Wednesday, March 16, 2011

That gut feeling

It's 6:30 in the morning, and my house is beautifully quiet.  The kids are all asleep--and as far as I know, they're all healthy.  I get to see my Bible study ladies this morning, which is always a treat for me.  And tonight, I'm teaching a Bible study, and I am more prepared and more comfortable with the teaching than I have been all semester.  It's the set-up for a great day.

But all I can think about is the feeling in my gut.  That sad, sinking feeling.  After 10 days of (apparently unprecedented, if you ask Mr. Fantastic) complete happiness, the dark & twisties are coming back.  I've known it was coming, because it is typically preceeded by insomnia, which I have had for the past few nights.  (And yes, it HAS occurred to me that the lack of sleep may also be affecting my mood.  But where does the insomnia come from?)  But I have managed to fight it off for the past few days because it just felt so darn good to be happy!  This morning, though, it is overwhelming me.

I was going to list the things that are on my mind and pulling me down, but what good would that do?  Instead, let me tell you what I know is true:
  • My husband loves me and would drop everything if I need him
  • I have some really fantastic and supportive friends
  • My children are made in the image of God and they are wonderful and they have been entrusted to me
  • We have fantastic love & support from our parents
  • I get to go to church this morning and be greeted with the smiling, beautiful faces of many wonderful and caring ladies
  • Most of all, I have a Savior who created me and loves me and cares for me and "He sees each tear that falls, and He hears me when I call" (From "He Knows My Name", one of my very favorite songs)
No matter how dark & twisty or crazy or sad I feel... these are things that I know to be true.  And they are just as true today as they were yesterday when I was perfectly happy.  And they will be just as true tomorrow, no matter what is going on in my gut.

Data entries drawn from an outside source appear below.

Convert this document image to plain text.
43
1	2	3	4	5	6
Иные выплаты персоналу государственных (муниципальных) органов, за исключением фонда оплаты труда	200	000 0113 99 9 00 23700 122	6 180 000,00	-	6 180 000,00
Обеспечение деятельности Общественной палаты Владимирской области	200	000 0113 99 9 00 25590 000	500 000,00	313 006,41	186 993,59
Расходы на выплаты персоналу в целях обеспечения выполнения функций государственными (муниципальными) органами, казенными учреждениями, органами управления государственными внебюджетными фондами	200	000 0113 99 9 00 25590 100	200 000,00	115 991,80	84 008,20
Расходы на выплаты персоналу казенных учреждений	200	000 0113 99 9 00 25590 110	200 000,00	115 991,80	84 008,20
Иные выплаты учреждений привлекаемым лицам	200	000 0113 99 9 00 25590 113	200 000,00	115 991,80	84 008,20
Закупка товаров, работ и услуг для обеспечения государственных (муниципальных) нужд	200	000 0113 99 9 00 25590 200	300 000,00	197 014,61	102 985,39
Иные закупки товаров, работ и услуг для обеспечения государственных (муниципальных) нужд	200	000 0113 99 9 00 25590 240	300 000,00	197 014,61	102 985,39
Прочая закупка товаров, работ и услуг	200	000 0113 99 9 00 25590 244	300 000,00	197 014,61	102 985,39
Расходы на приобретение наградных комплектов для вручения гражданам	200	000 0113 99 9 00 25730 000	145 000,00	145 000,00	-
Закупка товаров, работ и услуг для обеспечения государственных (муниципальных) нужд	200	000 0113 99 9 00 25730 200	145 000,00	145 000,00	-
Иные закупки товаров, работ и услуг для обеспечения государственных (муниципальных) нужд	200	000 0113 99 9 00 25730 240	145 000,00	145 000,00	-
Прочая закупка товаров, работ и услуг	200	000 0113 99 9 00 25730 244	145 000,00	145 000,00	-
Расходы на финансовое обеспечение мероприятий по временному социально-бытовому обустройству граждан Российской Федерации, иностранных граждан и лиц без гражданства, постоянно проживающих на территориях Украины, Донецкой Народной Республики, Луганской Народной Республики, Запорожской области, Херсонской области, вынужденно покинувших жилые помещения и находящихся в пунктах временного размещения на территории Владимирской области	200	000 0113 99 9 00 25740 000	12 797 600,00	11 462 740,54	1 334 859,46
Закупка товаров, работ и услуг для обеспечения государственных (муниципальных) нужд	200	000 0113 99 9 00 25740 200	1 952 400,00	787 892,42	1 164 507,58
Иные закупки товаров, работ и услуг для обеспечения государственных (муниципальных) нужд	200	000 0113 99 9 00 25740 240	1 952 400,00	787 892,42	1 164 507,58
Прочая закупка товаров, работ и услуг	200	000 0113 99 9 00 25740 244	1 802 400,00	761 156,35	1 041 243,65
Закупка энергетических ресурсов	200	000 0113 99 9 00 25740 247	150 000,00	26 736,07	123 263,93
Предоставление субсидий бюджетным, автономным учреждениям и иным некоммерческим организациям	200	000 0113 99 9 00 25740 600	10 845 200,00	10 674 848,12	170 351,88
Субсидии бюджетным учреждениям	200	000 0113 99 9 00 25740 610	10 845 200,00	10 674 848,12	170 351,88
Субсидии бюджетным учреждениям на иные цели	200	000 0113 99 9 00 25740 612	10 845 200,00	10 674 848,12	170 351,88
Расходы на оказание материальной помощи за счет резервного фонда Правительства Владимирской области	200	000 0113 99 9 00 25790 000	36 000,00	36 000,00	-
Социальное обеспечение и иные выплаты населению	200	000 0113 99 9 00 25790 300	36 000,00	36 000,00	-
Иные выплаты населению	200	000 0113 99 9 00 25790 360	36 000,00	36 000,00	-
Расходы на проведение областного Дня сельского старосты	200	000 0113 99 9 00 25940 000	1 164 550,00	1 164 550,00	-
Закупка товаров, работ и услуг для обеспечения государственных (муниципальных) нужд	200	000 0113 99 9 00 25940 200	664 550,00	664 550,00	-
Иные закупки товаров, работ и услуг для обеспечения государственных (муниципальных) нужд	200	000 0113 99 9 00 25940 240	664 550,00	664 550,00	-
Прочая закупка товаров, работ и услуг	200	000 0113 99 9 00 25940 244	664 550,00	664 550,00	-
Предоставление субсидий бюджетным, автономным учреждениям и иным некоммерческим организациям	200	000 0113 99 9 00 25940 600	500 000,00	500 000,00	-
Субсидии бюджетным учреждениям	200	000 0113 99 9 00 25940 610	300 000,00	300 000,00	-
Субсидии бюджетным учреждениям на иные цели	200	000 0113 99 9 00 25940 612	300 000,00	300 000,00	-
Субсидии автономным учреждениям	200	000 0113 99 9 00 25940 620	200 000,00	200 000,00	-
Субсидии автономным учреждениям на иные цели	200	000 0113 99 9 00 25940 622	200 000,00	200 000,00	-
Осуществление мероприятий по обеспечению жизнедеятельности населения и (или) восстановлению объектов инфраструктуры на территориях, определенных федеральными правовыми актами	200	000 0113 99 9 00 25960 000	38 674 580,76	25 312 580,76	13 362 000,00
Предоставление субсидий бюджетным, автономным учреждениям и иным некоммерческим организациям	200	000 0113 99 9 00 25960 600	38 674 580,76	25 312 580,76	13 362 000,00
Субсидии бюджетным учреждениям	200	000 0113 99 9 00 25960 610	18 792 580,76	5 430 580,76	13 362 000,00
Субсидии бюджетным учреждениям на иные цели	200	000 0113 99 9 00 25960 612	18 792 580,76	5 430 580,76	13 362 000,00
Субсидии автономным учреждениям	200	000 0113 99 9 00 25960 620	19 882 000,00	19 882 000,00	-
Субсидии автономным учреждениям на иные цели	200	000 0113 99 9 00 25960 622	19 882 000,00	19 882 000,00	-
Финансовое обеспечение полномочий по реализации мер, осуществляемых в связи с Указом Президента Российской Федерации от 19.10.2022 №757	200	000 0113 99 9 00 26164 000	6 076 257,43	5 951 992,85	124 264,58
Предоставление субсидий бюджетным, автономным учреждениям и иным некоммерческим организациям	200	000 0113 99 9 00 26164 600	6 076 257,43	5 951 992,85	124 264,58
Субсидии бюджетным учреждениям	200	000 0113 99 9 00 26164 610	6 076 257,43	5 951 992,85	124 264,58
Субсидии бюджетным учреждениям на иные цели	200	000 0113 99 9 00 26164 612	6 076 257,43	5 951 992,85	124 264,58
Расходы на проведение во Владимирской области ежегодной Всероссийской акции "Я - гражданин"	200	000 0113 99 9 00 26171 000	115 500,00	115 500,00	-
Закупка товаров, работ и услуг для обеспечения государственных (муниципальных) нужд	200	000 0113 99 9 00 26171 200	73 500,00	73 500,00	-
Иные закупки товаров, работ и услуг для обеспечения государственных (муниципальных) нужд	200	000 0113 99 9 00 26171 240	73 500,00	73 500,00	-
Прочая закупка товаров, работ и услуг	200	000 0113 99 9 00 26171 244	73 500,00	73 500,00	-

So even though I'd like to hide by spending the entire day sitting here at my laptop... no.  I need to stand up and face the day.  (It's much easier to force myself to do that now that I can't spend my time on Facebook--I gave it up for Lent.)  I will do my best to change how I feel, and I will cling to what I know is true.

2 comments:

Megan said...

You'll be in my thoughts and prayers today, friend. Hope we'll see you soon!

Tara said...

I've been there. It's good to state what you know to be true and count your blessings. I found, though, that even when you do all the right things, there are some pits only God can pull you out of. I'll be praying he pulls you out, today!